It is common that practitioners use multiples to find the value of the company they are interested in. When you want to analyze a company using a multiple in a comparable company analysis valuation, you should find a multiple that relates the enterprise value to a performance measure. Common performance measures are enterprise-value-to earnings before interest tax depreciation and amortization EV/EBITDA, EV/EBITA and earnings.
To be meaningful, it is important that the performance measure is proportional to value. Valuing a company solely based on peer group multiples is problematic. One has to find a group of companies with similar growth prospects, profitability and level of risk. Thus, multiple valuations (comparable company analysis) are to be seen more as a complement to the DCF (APV) and the LBO valuations than an actual assessment of the value.
Comparable company analysis (trading comps)
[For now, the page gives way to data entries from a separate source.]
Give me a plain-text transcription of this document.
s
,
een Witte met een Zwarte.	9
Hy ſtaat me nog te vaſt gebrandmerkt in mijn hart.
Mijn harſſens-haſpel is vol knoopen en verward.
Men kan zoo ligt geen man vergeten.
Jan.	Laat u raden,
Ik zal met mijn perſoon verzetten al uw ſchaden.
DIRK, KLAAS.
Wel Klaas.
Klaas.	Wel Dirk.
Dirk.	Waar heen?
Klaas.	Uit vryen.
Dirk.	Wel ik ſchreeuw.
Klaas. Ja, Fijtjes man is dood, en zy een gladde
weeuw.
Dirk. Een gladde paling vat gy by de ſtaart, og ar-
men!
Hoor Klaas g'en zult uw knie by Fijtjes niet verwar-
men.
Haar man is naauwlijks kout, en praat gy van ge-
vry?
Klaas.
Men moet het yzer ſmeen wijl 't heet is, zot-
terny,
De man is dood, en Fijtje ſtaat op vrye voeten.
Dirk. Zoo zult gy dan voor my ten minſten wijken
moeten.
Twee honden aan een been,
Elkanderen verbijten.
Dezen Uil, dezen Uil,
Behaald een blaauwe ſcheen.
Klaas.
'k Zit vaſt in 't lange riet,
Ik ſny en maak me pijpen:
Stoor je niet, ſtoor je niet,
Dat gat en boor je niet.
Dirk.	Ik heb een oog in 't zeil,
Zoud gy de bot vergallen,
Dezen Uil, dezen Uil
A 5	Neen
A multiple on its own bears little information; it is meaningful only when compared to multiples of other companies. A good comparable company has two main characteristics:
1) The comparable company has future cash flow forecasts similar to the company you are interested in
2) The risks associated with the comparable are similar to the risks of the company you are interested in
In theory, if these characteristics are present and the performance measure is proportional to value, the use of comparables can provide a more accurate measure of value than any DCF model. It will provide a more accurate measure since multiples incorporate contemporaneous market predictions of cash flows and discount rates. In practice, comparable companies will never be perfect matches. Cash flows and risks are bound to differ, products are rarely perfect substitutes, managers have different management styles, capital structures differ between firms and many other factors affect cash flows and associated risk levels.